Dilema RUU Penyiaran, Dikelola Terpusat atau Desentralisasi
- Dok. Istimewa
VIVA.co.id – Wacana publik pembahasan RUU Penyiaran muncul kembali pekan ini. Utamanya pengelolaan frekuensi dan infrastruktur penyiaran.
Satu sisi, ada yang berpandangan bahwa pengelolaan frekuensi dan infrastruktur dilakukan sentralistik atau tunggal. Sisi lain, muncul juga pandangan, pengelolaan dengan otonomi oleh masing-masing lembaga penyiaran.
Di mata Direktur Eksekutif EmrusCorner, Emrus Sihombing mengatakan, Rancangan Undang-Undang Penyiaran sejatinya menjamin kebebasan berpendapat dengan cara negara memberikan otonomi kepada lembaga penyiaran (LP) untuk mengelola semua aspek.
"Otonomi yang diberikan termasuk pengelolaan frekuensi dan infrastruktur penyiaran yang terkait dalam proses memproduksi program acara," kata Emrus, dalam keterangan resminya, Senin, 25 September 2017.

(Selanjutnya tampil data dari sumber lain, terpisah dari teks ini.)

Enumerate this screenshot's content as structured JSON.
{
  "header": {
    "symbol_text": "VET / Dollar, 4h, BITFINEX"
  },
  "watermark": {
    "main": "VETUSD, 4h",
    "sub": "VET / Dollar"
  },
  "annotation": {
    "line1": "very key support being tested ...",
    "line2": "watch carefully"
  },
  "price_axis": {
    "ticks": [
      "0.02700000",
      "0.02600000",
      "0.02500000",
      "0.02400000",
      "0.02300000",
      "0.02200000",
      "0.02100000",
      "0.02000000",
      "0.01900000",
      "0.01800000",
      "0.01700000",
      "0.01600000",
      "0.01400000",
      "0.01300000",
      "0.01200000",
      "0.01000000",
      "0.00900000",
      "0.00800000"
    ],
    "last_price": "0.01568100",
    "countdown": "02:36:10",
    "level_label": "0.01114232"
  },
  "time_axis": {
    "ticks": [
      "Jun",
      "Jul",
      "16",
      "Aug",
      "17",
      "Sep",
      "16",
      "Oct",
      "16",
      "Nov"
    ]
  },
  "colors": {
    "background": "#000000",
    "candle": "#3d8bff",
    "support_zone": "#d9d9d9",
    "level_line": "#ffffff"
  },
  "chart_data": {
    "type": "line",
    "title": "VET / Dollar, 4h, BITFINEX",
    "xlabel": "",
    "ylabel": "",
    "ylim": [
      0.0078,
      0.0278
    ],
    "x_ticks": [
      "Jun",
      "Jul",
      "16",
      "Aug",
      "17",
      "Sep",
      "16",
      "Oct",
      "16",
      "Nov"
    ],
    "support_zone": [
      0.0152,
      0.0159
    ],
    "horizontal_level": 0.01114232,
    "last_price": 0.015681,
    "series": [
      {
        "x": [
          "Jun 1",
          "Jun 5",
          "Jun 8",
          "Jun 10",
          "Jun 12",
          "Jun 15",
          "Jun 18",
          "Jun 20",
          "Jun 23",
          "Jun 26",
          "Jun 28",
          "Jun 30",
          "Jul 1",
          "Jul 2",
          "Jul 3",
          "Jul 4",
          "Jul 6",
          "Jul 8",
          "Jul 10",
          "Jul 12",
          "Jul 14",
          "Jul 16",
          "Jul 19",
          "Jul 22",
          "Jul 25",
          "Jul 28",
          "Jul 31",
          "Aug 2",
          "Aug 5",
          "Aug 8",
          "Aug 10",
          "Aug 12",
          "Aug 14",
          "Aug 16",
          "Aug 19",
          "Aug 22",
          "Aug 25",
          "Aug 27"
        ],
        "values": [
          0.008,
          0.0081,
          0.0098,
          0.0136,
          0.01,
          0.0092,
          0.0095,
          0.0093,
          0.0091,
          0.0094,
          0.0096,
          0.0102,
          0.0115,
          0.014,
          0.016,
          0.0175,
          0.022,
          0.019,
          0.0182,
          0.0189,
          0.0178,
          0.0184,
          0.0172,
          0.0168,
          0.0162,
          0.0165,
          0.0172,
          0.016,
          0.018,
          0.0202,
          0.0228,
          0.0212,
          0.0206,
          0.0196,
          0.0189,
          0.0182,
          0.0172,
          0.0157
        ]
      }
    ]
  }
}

Terkait dengan kedua wacana tersebut, EmrusCorner menyajikan simulasi terhadap kedua pandangan tersebut berikut ini.
Pengeloaan terpusat. Menurut Emrus, bila pengelolaan sentralistik atau tunggal, maka operator mengendalikan frekuensi dan infrastruktur digital oleh suatu badan atau konsorsium bentukan dari suatu kepentingan tertentu.
Dengan model ini, kata dia, operator dipastikan menyewakan kanal kepada content provider atau LP. "Dipastikan pula bahwa harga sewa lebih ditentukan oleh operator yang bersangkutan. Sedangkan pihak LP otomatis 'termarjinalisasi'," ungkapnya.
Migrasi ke Sistem Digital
Dengan skema semacam itu, Emrus mengatakan, tentu berpotensi menimbulkan praktek monopoli yang mendorong terciptanya persaingan usaha yang kurang sehat.
Selain itu, bisa terjadi dominasi operator terhadap pihak LP. Sebab, operator menguasai frekuensi dan infrastruktur yang dapat membatasi gerak langkah LP memproduksi program acara yang secepat mungkin disampaikan kepada publik dan bermutu.
Bagaimama dengan otonom? Menurut Emrus, ciri sebuah negara demokrasi yang maju, dipastikan semakin memberikan kepercayaan kepada warganya, termasuk kepada pihak swasta untuk mengelola sektor kepentingan publik.
Karena itu, kata dia, memberikan kepercayaan atau otonomi kepada LP dalam mengelola frekuensi dan infrastruktur masing-masing, bisa sekaligus menjadi bukti bahwa Indonesia merupakan negara penganut demokrasi terbaik ketiga di dunia.
"Dengan otonomi, lembaga penyiaran punya kebebasan menyampaikan pendapat tanpa diganggu oleh pengendalian teknologi yang tersentralistik. Tentu hal ini sejalan dengan kebebasan berpendapat yang diamanatkan konstitusi kita," papar dia.
Di samping itu pula, dengan pola otonomi ini akan terhindar terjadinya praktik monopoli karena semua LP dapat mengelola sendiri frekuensi dan infrastruktur masing-masing. "Prinsip ini cepat atau lambat akan membuat LP migrasi secara alami ke sistem digital," ujar Emrus.